Setelah peristiwa itu, keluarga korban memaksa agar aparat hukum segera bertindak. Mereka menolak agar kasus itu berhenti sebagai insiden alam biasa.
Keluarga korban minta keadilan tegas
Keluarga korban memanggil aparat penegak hukum agar memproses kasus ini secara menyeluruh dan terbuka. Mereka menyebut potensi kelalaian manusia sebagai penyebab utama runtuhnya gedung. Seorang paman dari empat santri yang tewas menegaskan bahwa ia menerima banyak tekanan, tapi ia tetap menuntut agar tak ada yang lolos. (berita terbaru)
Keluarga menyebut bahwa pengurus pesantren wajib mempertanggungjawabkan pembangunan gedung.
Menurut keluaran kantor polisi setempat, Polda Jawa Timur menegaskan bahwa proses hukum akan mereka jalankan setelah identifikasi korban selesai. Polisi sudah memulai tahap penyelidikan dan berencana menaikkan kasus ke tahap penyidikan.
Polisi mulai menyelidiki dan bergerak cepat
Polda Jatim menyatakan bahwa mereka akan memproses kasus itu tanpa kecuali. Mereka akan memeriksa siapa saja yang terlibat dalam pengerjaan gedung. Kabid Humas Polda menyebut bahwa status penyelidikan sudah aktif, dan setelah itu diumumkan pihak-pihak yang berstatus tersangka.
Tim DVI (Disaster Victim Identification) masih bekerja untuk mengidentifikasi jenazah agar bisa diserahkan ke keluarga.
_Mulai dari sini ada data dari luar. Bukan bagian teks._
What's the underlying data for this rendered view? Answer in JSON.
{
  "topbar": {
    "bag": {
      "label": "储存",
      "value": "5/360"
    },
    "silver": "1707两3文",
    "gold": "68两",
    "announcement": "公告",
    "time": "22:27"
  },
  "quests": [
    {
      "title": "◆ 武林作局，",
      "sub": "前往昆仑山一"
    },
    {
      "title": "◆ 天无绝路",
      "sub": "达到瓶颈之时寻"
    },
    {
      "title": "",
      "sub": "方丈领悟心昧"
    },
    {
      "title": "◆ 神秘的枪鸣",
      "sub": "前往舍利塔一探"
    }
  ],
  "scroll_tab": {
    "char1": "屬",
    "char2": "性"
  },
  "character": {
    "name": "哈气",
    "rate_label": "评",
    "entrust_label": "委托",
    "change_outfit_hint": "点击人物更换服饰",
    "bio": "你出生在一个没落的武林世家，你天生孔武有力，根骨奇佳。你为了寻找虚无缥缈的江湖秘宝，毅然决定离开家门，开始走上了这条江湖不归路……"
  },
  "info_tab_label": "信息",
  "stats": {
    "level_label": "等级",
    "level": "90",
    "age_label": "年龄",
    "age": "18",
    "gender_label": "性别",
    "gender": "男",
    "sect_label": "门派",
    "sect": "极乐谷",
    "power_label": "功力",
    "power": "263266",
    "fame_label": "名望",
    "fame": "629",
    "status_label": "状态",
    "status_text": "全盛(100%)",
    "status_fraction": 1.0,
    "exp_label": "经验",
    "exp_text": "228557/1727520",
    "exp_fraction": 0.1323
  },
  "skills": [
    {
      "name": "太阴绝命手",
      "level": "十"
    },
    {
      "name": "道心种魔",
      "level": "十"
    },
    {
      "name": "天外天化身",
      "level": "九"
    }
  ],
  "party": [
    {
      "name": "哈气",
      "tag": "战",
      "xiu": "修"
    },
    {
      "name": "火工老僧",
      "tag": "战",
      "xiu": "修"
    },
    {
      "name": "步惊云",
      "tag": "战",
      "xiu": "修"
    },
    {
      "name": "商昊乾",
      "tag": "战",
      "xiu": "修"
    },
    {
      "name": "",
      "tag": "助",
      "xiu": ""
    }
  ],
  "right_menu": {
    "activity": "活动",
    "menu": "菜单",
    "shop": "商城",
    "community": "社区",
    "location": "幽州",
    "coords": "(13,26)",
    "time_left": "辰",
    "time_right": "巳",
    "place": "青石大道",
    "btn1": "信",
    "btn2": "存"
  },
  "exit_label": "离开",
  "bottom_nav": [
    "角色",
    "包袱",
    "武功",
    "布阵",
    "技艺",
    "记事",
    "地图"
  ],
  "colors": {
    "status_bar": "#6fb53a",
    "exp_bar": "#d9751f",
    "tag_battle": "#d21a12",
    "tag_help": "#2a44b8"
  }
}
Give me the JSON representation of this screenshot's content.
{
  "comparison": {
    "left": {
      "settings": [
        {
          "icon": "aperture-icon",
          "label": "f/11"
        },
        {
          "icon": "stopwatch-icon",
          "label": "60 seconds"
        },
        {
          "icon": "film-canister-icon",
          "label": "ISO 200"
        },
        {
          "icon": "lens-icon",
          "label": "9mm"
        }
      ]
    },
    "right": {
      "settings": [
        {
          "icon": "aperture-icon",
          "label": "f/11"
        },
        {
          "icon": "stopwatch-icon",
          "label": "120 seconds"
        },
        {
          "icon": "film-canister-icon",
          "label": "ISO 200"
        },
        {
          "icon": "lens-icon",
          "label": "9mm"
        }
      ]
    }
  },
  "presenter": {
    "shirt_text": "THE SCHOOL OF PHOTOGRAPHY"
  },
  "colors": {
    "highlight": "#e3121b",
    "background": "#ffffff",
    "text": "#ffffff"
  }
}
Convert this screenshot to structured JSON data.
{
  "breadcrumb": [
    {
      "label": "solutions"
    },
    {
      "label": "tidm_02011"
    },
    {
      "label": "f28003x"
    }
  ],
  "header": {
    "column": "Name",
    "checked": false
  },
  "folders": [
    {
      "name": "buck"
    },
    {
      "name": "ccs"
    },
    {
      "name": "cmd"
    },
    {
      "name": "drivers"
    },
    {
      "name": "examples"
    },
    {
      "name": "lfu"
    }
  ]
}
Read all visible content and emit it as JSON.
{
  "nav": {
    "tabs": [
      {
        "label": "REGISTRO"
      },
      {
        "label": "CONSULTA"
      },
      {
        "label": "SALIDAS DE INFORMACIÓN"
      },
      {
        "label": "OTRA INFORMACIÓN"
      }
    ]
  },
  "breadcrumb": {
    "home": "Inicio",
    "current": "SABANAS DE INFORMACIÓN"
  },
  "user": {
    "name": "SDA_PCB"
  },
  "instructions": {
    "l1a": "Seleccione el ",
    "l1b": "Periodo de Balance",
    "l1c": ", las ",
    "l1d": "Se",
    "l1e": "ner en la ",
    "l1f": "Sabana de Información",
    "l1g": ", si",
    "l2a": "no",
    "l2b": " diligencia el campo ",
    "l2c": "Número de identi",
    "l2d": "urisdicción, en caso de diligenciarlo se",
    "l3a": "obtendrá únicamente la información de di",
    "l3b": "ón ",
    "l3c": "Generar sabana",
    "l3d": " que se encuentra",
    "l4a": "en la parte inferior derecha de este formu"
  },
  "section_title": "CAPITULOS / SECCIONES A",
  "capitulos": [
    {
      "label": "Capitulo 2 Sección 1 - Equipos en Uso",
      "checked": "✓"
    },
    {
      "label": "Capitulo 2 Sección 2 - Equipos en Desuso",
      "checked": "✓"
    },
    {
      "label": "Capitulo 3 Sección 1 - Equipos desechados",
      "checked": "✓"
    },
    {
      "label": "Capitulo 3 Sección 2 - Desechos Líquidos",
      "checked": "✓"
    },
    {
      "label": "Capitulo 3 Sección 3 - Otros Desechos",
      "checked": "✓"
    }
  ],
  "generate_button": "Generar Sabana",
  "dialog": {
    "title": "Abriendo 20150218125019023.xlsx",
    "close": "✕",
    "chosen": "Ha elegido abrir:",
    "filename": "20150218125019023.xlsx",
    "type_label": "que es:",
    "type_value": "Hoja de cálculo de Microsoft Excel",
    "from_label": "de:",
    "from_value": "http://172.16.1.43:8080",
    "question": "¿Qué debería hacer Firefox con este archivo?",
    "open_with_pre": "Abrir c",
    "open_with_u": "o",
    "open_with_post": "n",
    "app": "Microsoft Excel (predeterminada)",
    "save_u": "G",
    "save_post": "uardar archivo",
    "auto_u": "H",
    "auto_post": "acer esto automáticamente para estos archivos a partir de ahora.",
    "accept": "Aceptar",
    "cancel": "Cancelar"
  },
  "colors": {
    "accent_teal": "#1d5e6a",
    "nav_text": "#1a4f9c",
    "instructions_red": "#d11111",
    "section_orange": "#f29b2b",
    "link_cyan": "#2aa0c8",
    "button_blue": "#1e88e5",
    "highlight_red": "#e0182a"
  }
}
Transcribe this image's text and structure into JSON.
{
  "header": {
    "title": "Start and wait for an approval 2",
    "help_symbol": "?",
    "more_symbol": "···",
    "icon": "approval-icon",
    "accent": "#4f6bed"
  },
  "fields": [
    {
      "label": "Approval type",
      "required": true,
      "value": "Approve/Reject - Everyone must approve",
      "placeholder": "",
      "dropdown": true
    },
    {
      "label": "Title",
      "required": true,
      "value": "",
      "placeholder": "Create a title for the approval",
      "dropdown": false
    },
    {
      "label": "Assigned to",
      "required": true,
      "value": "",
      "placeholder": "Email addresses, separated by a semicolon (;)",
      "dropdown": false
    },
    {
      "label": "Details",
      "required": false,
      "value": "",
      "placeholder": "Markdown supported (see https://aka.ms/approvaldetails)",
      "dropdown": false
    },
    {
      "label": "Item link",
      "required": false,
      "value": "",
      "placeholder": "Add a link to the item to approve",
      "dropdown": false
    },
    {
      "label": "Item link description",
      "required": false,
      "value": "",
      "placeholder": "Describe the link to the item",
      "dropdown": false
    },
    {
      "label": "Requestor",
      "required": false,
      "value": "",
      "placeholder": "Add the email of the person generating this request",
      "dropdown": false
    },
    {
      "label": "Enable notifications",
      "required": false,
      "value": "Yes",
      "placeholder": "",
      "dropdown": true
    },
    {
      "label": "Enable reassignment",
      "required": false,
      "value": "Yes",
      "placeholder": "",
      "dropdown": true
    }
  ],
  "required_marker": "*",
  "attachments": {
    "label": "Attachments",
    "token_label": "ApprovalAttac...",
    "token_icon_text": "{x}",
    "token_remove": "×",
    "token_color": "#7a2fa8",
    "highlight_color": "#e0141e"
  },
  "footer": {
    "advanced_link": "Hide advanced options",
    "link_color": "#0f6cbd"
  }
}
Proses identifikasi berjalan hati-hati agar tidak terjadi salah serah.
Polisi juga memeriksa struktur bangunan, material yang digunakan, dan apakah pembangunan mematuhi standar teknik. Mereka mencari penyebab langsung serta pihak-pihak yang lalai.
Potensi kesalahan dan kelalaian struktur
Keluarga korban menyoroti dugaan kelalaian pengurus pesantren dalam proyek pembangunan. Mereka menuduh bahwa pengawasan teknis lemah dan pengurus memakai material yang tidak sesuai standar agar biaya tetap rendah. Data santri yang tidak diperbarui memperparah proses evakuasi ketika bencana terjadi.
Insiden ini memunculkan pertanyaan serius: apakah struktur gedung sebelumnya sudah rusak? Apakah arsitek atau kontraktor melakukan kesalahan perhitungan beban?
Harapan keluarga dan langkah ke depan
Keluarga korban berharap agar aparat penegak hukum tak lemah pada tekanan.
Mereka meminta agar kasus ini menjadi titik balik pengawasan bangunan keagamaan di Indonesia. Pemerintah daerah dan kementerian terkait harus mengevaluasi izin, pengawasan, dan sanksi bagi pesantren yang abai.